In Hell, Allison curled into Christoph’s arms, nuzzling her nose into his neck.
“I want to get closer to you,” she told him.
“You know everything about me,” he scoffed. “Or you will when you recover your memories.”
“That’s not really what I meant.” She leaned up and gave him a small kiss.
They tried several kisses but few brought the same sensation in the afterlife that they’d produced on Earth. There was no pressure or give, first of all. Their shell skin didn’t indent when pressed. Second, they had no warmth to offer, and of course, no moisture. But they found if they rubbed their lips lightly against one another, there was the faintest spark, a little bit of lightning that radiated out from their mouths.
“Do you want to run?” It was safe to ask, now that he had his arms around her.
“Yes, of course,” she admitted. “Though it seems mental.”
“Your parents’ love came with obligations and caretaking,” he concluded. “But you and I will not love each other that way.”
“How then?”
“I will take care of you. That is what you told me to do.”
“Maybe that’s enough,” she mused. “I may run in the desert,” Allison repeated. “You have to take care of me. I make terrible choices. You have to choose the same.”
He’d told her every detail he could remember about the dream. Now he was relieved to add her interpretations to his own.
“Well, those statements are repetitive. Don’t you think?” she offered. “Running through the desert was a terrible choice. I should have stopped and talked it out with you.”
He assumed this was her version of an apology. “It’s fine.”
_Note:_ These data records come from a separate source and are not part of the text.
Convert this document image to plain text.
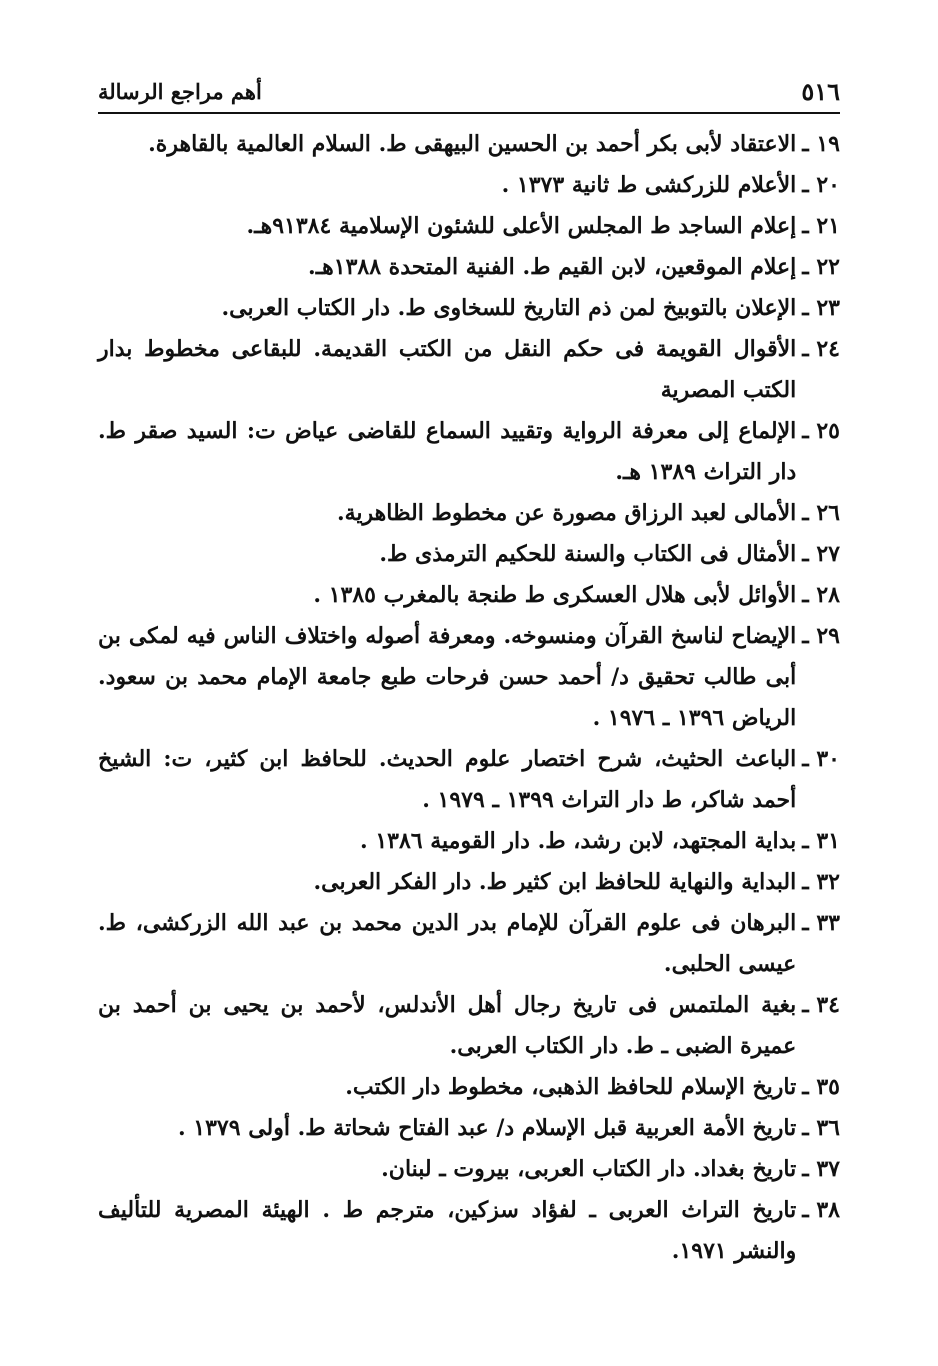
٥١٦
أهم مراجع الرسالة
١٩ ـ
الاعتقاد لأبى بكر أحمد بن الحسين البيهقى ط. السلام العالمية بالقاهرة.
٢٠ ـ
الأعلام للزركشى ط ثانية ١٣٧٣ .
٢١ ـ
إعلام الساجد ط المجلس الأعلى للشئون الإسلامية ٩١٣٨٤هـ.
٢٢ ـ
إعلام الموقعين، لابن القيم ط. الفنية المتحدة ١٣٨٨هـ.
٢٣ ـ
الإعلان بالتوبيخ لمن ذم التاريخ للسخاوى ط. دار الكتاب العربى.
٢٤ ـ
الأقوال القويمة فى حكم النقل من الكتب القديمة. للبقاعى مخطوط بدار الكتب المصرية
٢٥ ـ
الإلماع إلى معرفة الرواية وتقييد السماع للقاضى عياض ت: السيد صقر ط. دار التراث ١٣٨٩ هـ.
٢٦ ـ
الأمالى لعبد الرزاق مصورة عن مخطوط الظاهرية.
٢٧ ـ
الأمثال فى الكتاب والسنة للحكيم الترمذى ط.
٢٨ ـ
الأوائل لأبى هلال العسكرى ط طنجة بالمغرب ١٣٨٥ .
٢٩ ـ
الإيضاح لناسخ القرآن ومنسوخه. ومعرفة أصوله واختلاف الناس فيه لمكى بن أبى طالب تحقيق د/ أحمد حسن فرحات طبع جامعة الإمام محمد بن سعود. الرياض ١٣٩٦ ـ ١٩٧٦ .
٣٠ ـ
الباعث الحثيث، شرح اختصار علوم الحديث. للحافظ ابن كثير، ت: الشيخ أحمد شاكر، ط دار التراث ١٣٩٩ ـ ١٩٧٩ .
٣١ ـ
بداية المجتهد، لابن رشد، ط. دار القومية ١٣٨٦ .
٣٢ ـ
البداية والنهاية للحافظ ابن كثير ط. دار الفكر العربى.
٣٣ ـ
البرهان فى علوم القرآن للإمام بدر الدين محمد بن عبد الله الزركشى، ط. عيسى الحلبى.
٣٤ ـ
بغية الملتمس فى تاريخ رجال أهل الأندلس، لأحمد بن يحيى بن أحمد بن عميرة الضبى ـ ط. دار الكتاب العربى.
٣٥ ـ
تاريخ الإسلام للحافظ الذهبى، مخطوط دار الكتب.
٣٦ ـ
تاريخ الأمة العربية قبل الإسلام د/ عبد الفتاح شحاتة ط. أولى ١٣٧٩ .
٣٧ ـ
تاريخ بغداد. دار الكتاب العربى، بيروت ـ لبنان.
٣٨ ـ
تاريخ التراث العربى ـ لفؤاد سزكين، مترجم ط . الهيئة المصرية للتأليف والنشر ١٩٧١.
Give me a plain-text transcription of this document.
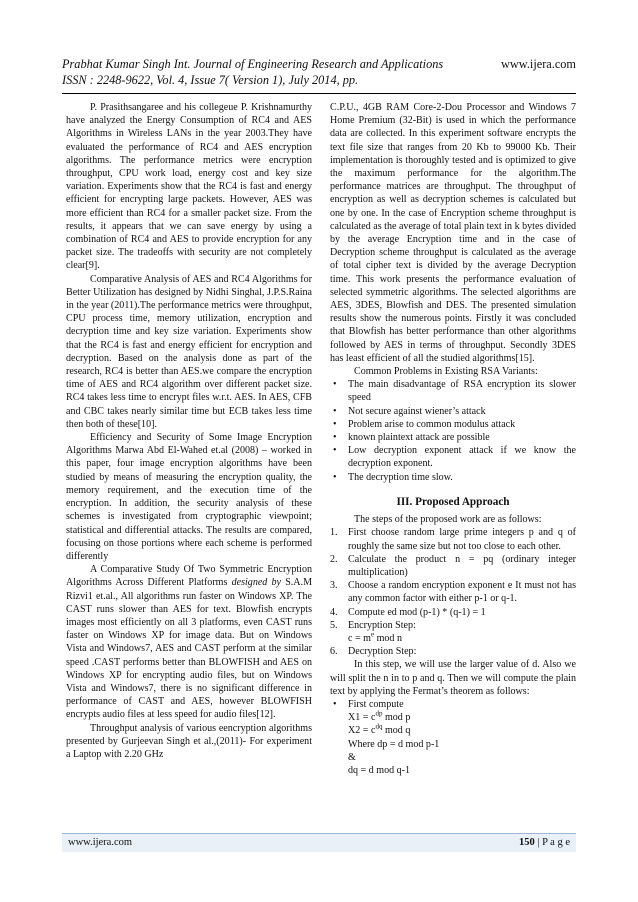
Prabhat Kumar Singh Int. Journal of Engineering Research and Applications	www.ijera.com
ISSN : 2248-9622, Vol. 4, Issue 7( Version 1), July 2014, pp.

P. Prasithsangaree and his collegeue P. Krishnamurthy have analyzed the Energy Consumption of RC4 and AES Algorithms in Wireless LANs in the year 2003.They have evaluated the performance of RC4 and AES encryption algorithms. The performance metrics were encryption throughput, CPU work load, energy cost and key size variation. Experiments show that the RC4 is fast and energy efficient for encrypting large packets. However, AES was more efficient than RC4 for a smaller packet size. From the results, it appears that we can save energy by using a combination of RC4 and AES to provide encryption for any packet size. The tradeoffs with security are not completely clear[9].

Comparative Analysis of AES and RC4 Algorithms for Better Utilization has designed by Nidhi Singhal, J.P.S.Raina in the year (2011).The performance metrics were throughput, CPU process time, memory utilization, encryption and decryption time and key size variation. Experiments show that the RC4 is fast and energy efficient for encryption and decryption. Based on the analysis done as part of the research, RC4 is better than AES.we compare the encryption time of AES and RC4 algorithm over different packet size. RC4 takes less time to encrypt files w.r.t. AES. In AES, CFB and CBC takes nearly similar time but ECB takes less time then both of these[10].

Efficiency and Security of Some Image Encryption Algorithms Marwa Abd El-Wahed et.al (2008) – worked in this paper, four image encryption algorithms have been studied by means of measuring the encryption quality, the memory requirement, and the execution time of the encryption. In addition, the security analysis of these schemes is investigated from cryptographic viewpoint; statistical and differential attacks. The results are compared, focusing on those portions where each scheme is performed differently

A Comparative Study Of Two Symmetric Encryption Algorithms Across Different Platforms designed by S.A.M Rizvi1 et.al., All algorithms run faster on Windows XP. The CAST runs slower than AES for text. Blowfish encrypts images most efficiently on all 3 platforms, even CAST runs faster on Windows XP for image data. But on Windows Vista and Windows7, AES and CAST perform at the similar speed .CAST performs better than BLOWFISH and AES on Windows XP for encrypting audio files, but on Windows Vista and Windows7, there is no significant difference in performance of CAST and AES, however BLOWFISH encrypts audio files at less speed for audio files[12].

Throughput analysis of various eencryption algorithms presented by Gurjeevan Singh et al.,(2011)- For experiment a Laptop with 2.20 GHz

C.P.U., 4GB RAM Core-2-Dou Processor and Windows 7 Home Premium (32-Bit) is used in which the performance data are collected. In this experiment software encrypts the text file size that ranges from 20 Kb to 99000 Kb. Their implementation is thoroughly tested and is optimized to give the maximum performance for the algorithm.The performance matrices are throughput. The throughput of encryption as well as decryption schemes is calculated but one by one. In the case of Encryption scheme throughput is calculated as the average of total plain text in k bytes divided by the average Encryption time and in the case of Decryption scheme throughput is calculated as the average of total cipher text is divided by the average Decryption time. This work presents the performance evaluation of selected symmetric algorithms. The selected algorithms are AES, 3DES, Blowfish and DES. The presented simulation results show the numerous points. Firstly it was concluded that Blowfish has better performance than other algorithms followed by AES in terms of throughput. Secondly 3DES has least efficient of all the studied algorithms[15].

Common Problems in Existing RSA Variants:

• The main disadvantage of RSA encryption its slower speed
• Not secure against wiener’s attack
• Problem arise to common modulus attack
• known plaintext attack are possible
• Low decryption exponent attack if we know the decryption exponent.
• The decryption time slow.
III. Proposed Approach

The steps of the proposed work are as follows:

1. First choose random large prime integers p and q of roughly the same size but not too close to each other.
2. Calculate the product n = pq (ordinary integer multiplication)
3. Choose a random encryption exponent e It must not has any common factor with either p-1 or q-1.
4. Compute ed mod (p-1) * (q-1) = 1
5. Encryption Step:
$c = m^e$ mod n
6. Decryption Step:

In this step, we will use the larger value of d. Also we will split the n in to p and q. Then we will compute the plain text by applying the Fermat’s theorem as follows:

• First compute
$X1 = c^{dp}$ mod p
$X2 = c^{dq}$ mod q
Where dp = d mod p-1
&
dq = d mod q-1
www.ijera.com	150 | P a g e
“Right,” she beamed. “So that’s been covered. We’ve already done that.” She wound her arms around his neck and gave him a fleeting kiss, rubbing her lips slightly against his. “Hmmm. I love you.”
“I love you too.”
“The rest,” she returned to the dream, “is all wonky. I can hurt and maim and kill…no I can’t that doesn’t sound like me at all. Why would I kill someone? I mean, maybe if I had no food and they had some and I like hit them over the head and whatnot, but that won’t happen here. What would be in it for me here? And Sabine never did either. It doesn’t fit my other personality.”
“We don’t know this place,” he argued. “There is no telling.”
“What was next in the dream?” she asked.
“Sometimes I think we can’t be forgiven. After all we’ve done. Will you have faith in me then? Can you restore our salvation then?” he repeated. “Then you promised to never stop touching me.”
“Well, that part’s true.” She leaned in for another kiss. “But salvation is an awfully big word.”
“Biblical,” Christoph answered. “And I don’t think we are in Hell for anything particular. It must be just a fluke.”
“Yeah, I ended up here, Marcus ended up here. Yeah, I agree. It’s a fluke.”
When they finally rose to move again, they walked the rest of the way around Pit Mountain, high on love and other misguided assumptions.